Our study has some strengths. CT-scan imaging found at least one potentially lethal lesion in all patients. Perimortem contrast-enhanced CT-scan imaging was always performed on a routine emergency basis, within minutes preceding, or following, death in moribund but ventilated patients. It was included in daily practice for all children with severe trauma referred to our center whatever their clinical status. This clinical practice eliminates therefore the usually encountered difficulties in forensic radiological practice related to availability of equipment and artifacts related to rapidly developing post-mortem processes.

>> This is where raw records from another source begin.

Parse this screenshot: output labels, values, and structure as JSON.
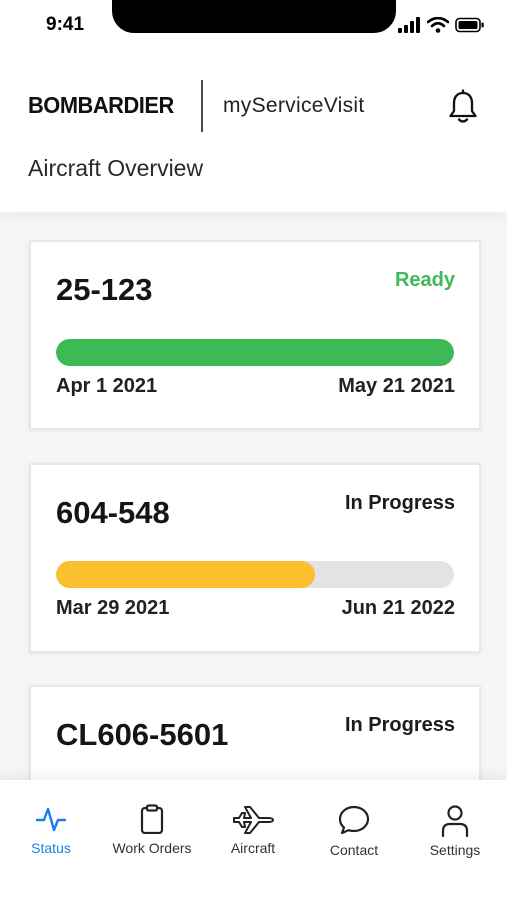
{
  "status_bar": {
    "time": "9:41"
  },
  "header": {
    "brand": "BOMBARDIER",
    "app_name": "myServiceVisit",
    "page_title": "Aircraft Overview"
  },
  "colors": {
    "ready": "#3dba55",
    "in_progress_fill": "#fbc02d",
    "track": "#e3e3e3",
    "active_tab": "#1a7fe6"
  },
  "cards": [
    {
      "registration": "25-123",
      "status": "Ready",
      "progress": 1.0,
      "start_date": "Apr 1 2021",
      "end_date": "May 21 2021"
    },
    {
      "registration": "604-548",
      "status": "In Progress",
      "progress": 0.65,
      "start_date": "Mar 29 2021",
      "end_date": "Jun 21 2022"
    },
    {
      "registration": "CL606-5601",
      "status": "In Progress"
    }
  ],
  "tabs": [
    {
      "label": "Status",
      "icon": "activity-icon",
      "active": true
    },
    {
      "label": "Work Orders",
      "icon": "clipboard-icon",
      "active": false
    },
    {
      "label": "Aircraft",
      "icon": "airplane-icon",
      "active": false
    },
    {
      "label": "Contact",
      "icon": "chat-bubble-icon",
      "active": false
    },
    {
      "label": "Settings",
      "icon": "person-icon",
      "active": false
    }
  ]
}
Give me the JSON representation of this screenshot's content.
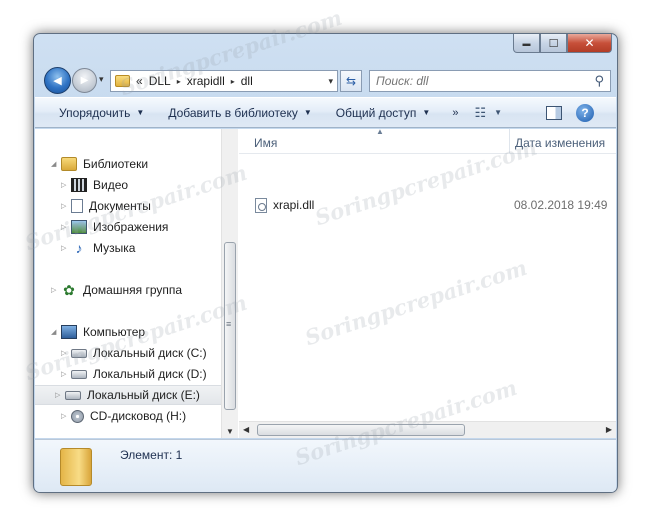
{
  "window": {
    "caption": {
      "minimize": "▬",
      "maximize": "☐",
      "close": "✕"
    }
  },
  "navbar": {
    "back": "◀",
    "forward": "▶",
    "recent": "▾",
    "address": {
      "prefix": "«",
      "segments": [
        "DLL",
        "xrapidll",
        "dll"
      ],
      "separator": "▸",
      "dropdown": "▾"
    },
    "refresh": "⇆",
    "search": {
      "placeholder": "Поиск: dll",
      "icon": "⚲"
    }
  },
  "toolbar": {
    "organize": "Упорядочить",
    "add_to_library": "Добавить в библиотеку",
    "share": "Общий доступ",
    "more": "»",
    "views_icon": "☷",
    "help": "?",
    "dropdown_arrow": "▼"
  },
  "navpane": {
    "items": [
      {
        "label": "Библиотеки",
        "icon": "library-icon"
      },
      {
        "label": "Видео",
        "icon": "video-icon"
      },
      {
        "label": "Документы",
        "icon": "documents-icon"
      },
      {
        "label": "Изображения",
        "icon": "pictures-icon"
      },
      {
        "label": "Музыка",
        "icon": "music-icon"
      },
      {
        "label": "Домашняя группа",
        "icon": "homegroup-icon"
      },
      {
        "label": "Компьютер",
        "icon": "computer-icon"
      },
      {
        "label": "Локальный диск (C:)",
        "icon": "drive-icon"
      },
      {
        "label": "Локальный диск (D:)",
        "icon": "drive-icon"
      },
      {
        "label": "Локальный диск (E:)",
        "icon": "drive-icon",
        "selected": true
      },
      {
        "label": "CD-дисковод (H:)",
        "icon": "cd-drive-icon"
      }
    ],
    "music_glyph": "♪",
    "home_glyph": "✿",
    "expander": "▷",
    "expander_open": "◢",
    "scroll_grip": "≡",
    "scroll_down": "▼"
  },
  "filelist": {
    "columns": {
      "name": "Имя",
      "date": "Дата изменения"
    },
    "sort_arrow": "▲",
    "files": [
      {
        "name": "xrapi.dll",
        "date": "08.02.2018 19:49",
        "icon": "dll-file-icon"
      }
    ],
    "scroll_left": "◀",
    "scroll_right": "▶"
  },
  "details": {
    "text": "Элемент: 1",
    "icon": "folder-icon"
  },
  "watermark": "Soringpcrepair.com"
}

It has also significant limitations. The first one is that the lack of comparison between CT-scan and legal autopsy findings, due to the very low rate of legal autopsies. This precludes the formal conclusion that perimortem CT-scan could be considered a valuable alternative to autopsy. The second one is that a relatively small number of patients have been included in this monocentric observational study, precluding a complete and reliable statistical analysis. We therefore recommend that further multi-center studies could be designed to validate these preliminary findings.

Conclusion

Perimortem CT-scan is a valuable insight into the causes of death in children dying from trauma. It could be performed on a routine emergency basis in most trauma centers provided that all involved personnel could be previously informed of its interest and are aware of the moribund status of the child when performing examination. It provides high-quality imaging of potentially lethal and associated lesions in all areas of the body, without the usual artifacts related to post-mortem processes encountered in delayed post-mortem radiological imaging.

Included in a routine clinical practice, it could limit in bereaved parents the additional burden of heavy procedural constraints related to delayed forensic investigations. Included in the complex process of forensic investigation and provided that this practice could be validated by larger prospective series matching CT-scan imaging and autopsy findings, it could be the most valuable cost and time-effective way of determining early and efficiently the highly probable causes of death.